En mala hora, porque Europa está hoy en un momento crítico. Por una parte, sus intereses no coinciden con los de su principal sponsor, EE.UU., por lo menos en dos puntos muy importantes, Rusia y China. Nos lo dicen tanto la historia como la geografía: el continente europeo no es más que un apéndice del asiático, y Rusia siempre ha sido parte de Europa, por lo menos si hacemos abstracción del desgraciado episodio de la Unión Soviética. Europa no ha de defender su supremacía mundial frente al gigante emergente. Eso no quiere decir que nuestras relaciones hayan de ser siempre de amistad, menos aún de subordinación, pero deben ser distintas, y Europa no puede contar más que con ella misma para la defensa de sus intereses, que hasta ahora habíamos dejado en manos de Estados Unidos. Por otra parte, sin embargo, ninguno de los Estados europeos puede defender esos intereses por sí solo, porque ninguno puede hacerse la ilusión de contar en el escenario mundial. La lógica de anteponer la comodidad de cada nación a cualquier otra consideración se declara en quiebra ante la obligación de atender a refugiados e inmigrantes de acuerdo con unos derechos que pretendíamos fueran de aplicación universal. El marco nacional es demasiado estrecho para responder a esos desafíos tan reales como apremiantes. Falta de liderazgo, se dice, pero ¿no será al revés? A lo mejor resulta los potenciales Adenauer, de Gasperi o Churchill que hoy están hoy entre nosotros se dedican a otra cosa, en vista de la estrechez de miras de sus electores y la miseria del quehacer político.

Ante ese panorama empequeñecen nuestras quejas individuales, y por cuanto el nacionalismo no es sino la expresión colectiva del individualismo, también las reivindicaciones nacionales ocupan el lugar subordinado que les corresponde, no porque los europeos deban sacrificarse en el altar de un ente superior, Europa, sino porque necesitamos de una comunidad, la europea, para sobrevivir, y esa Europa está en trance de desaparecer del todo.
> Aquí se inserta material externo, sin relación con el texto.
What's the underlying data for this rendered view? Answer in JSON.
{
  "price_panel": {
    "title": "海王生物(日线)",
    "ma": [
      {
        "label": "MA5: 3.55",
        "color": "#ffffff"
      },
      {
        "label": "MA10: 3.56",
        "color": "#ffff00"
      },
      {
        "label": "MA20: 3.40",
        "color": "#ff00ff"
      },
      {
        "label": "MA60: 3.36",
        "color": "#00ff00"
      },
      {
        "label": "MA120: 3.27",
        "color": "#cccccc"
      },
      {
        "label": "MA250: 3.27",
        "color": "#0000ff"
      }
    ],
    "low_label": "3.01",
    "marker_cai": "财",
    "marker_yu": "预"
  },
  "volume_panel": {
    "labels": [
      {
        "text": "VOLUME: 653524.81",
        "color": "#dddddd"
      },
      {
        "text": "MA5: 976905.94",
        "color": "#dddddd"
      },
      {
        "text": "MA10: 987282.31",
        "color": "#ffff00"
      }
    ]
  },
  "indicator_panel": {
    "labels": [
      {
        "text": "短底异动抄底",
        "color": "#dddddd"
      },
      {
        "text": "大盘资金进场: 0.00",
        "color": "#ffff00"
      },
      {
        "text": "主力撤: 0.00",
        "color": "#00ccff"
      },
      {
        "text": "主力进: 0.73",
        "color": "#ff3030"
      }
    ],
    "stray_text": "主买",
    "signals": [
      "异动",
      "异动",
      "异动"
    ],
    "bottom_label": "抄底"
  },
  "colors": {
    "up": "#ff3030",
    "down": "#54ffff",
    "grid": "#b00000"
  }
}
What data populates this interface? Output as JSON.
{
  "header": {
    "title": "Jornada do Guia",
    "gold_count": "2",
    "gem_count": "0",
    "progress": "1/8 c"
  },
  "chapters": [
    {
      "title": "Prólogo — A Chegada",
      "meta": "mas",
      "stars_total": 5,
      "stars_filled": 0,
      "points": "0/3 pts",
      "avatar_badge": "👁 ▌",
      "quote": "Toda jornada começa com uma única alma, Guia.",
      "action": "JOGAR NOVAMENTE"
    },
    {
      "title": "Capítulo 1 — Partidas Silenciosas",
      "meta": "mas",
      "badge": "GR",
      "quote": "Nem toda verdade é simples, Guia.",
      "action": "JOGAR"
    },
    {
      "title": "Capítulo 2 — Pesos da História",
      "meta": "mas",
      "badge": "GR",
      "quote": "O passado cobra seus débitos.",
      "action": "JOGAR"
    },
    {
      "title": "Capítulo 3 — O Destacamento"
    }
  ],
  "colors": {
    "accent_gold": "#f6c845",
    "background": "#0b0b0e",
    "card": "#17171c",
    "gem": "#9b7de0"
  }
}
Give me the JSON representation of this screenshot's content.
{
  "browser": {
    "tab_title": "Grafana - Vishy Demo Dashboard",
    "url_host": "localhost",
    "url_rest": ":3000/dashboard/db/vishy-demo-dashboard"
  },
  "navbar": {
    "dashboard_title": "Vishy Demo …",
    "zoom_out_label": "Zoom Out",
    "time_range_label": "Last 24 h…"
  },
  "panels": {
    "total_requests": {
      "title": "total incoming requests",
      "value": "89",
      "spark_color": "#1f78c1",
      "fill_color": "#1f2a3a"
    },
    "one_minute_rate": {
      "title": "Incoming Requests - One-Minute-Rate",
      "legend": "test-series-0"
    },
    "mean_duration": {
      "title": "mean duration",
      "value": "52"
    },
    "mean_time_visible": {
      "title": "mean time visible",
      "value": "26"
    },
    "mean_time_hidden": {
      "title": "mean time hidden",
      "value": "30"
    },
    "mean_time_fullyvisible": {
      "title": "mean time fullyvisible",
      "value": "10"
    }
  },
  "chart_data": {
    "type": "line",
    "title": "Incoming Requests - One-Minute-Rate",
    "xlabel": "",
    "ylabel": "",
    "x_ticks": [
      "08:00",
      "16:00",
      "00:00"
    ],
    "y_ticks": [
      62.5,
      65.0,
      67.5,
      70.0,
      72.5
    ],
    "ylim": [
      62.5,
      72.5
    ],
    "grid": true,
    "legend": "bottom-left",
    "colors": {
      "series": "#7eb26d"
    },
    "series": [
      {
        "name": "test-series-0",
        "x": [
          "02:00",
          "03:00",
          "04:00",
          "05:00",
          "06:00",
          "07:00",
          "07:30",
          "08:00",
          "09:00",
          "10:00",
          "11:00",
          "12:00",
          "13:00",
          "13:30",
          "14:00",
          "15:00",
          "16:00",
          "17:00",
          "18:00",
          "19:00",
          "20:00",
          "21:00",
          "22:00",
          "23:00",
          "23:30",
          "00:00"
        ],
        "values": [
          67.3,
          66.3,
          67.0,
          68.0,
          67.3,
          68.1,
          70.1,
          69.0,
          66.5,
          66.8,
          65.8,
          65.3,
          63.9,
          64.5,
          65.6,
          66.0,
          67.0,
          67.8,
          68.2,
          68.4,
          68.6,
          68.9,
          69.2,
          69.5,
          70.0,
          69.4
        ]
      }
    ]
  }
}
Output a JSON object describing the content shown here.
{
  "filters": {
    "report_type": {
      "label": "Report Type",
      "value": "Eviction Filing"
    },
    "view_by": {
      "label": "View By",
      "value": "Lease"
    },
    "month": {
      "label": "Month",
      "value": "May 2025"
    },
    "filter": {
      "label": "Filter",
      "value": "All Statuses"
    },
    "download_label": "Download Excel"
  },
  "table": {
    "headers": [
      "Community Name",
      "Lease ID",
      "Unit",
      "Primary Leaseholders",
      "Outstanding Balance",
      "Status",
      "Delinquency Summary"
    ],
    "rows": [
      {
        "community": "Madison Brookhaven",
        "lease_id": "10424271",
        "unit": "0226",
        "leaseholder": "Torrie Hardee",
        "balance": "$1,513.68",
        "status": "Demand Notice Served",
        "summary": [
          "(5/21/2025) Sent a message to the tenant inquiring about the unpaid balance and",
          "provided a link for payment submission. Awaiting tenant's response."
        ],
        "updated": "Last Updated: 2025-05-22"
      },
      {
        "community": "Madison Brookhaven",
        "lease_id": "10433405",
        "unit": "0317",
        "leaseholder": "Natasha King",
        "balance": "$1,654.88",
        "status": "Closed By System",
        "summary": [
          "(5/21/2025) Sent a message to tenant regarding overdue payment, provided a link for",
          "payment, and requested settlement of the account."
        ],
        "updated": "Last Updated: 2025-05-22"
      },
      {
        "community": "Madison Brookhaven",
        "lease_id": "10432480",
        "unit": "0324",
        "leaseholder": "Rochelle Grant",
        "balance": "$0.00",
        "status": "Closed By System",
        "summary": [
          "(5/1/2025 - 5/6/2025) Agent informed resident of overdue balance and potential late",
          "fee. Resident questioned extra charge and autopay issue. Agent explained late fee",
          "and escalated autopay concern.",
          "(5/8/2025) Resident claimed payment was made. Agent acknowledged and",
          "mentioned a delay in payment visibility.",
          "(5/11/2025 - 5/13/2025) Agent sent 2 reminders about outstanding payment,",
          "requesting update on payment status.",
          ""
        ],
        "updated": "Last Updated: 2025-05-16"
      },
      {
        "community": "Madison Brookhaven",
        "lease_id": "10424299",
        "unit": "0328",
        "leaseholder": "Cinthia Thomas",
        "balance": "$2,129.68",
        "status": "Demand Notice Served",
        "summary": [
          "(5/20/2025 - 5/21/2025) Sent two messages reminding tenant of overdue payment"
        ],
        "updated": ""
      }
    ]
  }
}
Es cierto que es ahora cuando más fuertes son los impulsos centrífugos, pero la paradoja es sólo aparente: esos impulsos indican que muchos están tan hartos de algunos aspectos de la UE que llegan al extremo de pensar que vivirían mejor sin ella. Una elección tentadora, porque ofrece una perspectiva más luminosa que el aburrido discurso de la reforma: de ahí el éxito de la Brexit entre el populacho. Sin embargo, la reforma es más prometedora, porque permite abordar los grandes problemas, no sólo los pequeños. Construir una Europa mejor debiera ser nuestro proyecto, más que imaginar lo que sería la vida fuera de ella; debiéramos escuchar la llamada a la unidad que nos lanzan las circunstancias.

Algunas de estas consideraciones tienen su correspondencia en el microcosmos español: construir una España mejor debiera ser nuestro proyecto común y nuestra contribución a la construcción de una Europa mejor. Los no independentistas compartimos a ratos el hartazgo de la incompetencia y los malos modos de nuestro gobierno central, pero no concluímos que la mejor solución, menos aún la única, sea la independencia. Admitamos, por último, que quizá la voz de una Cataluña independiente no se oiga mejor que la de una Cataluña dentro de España.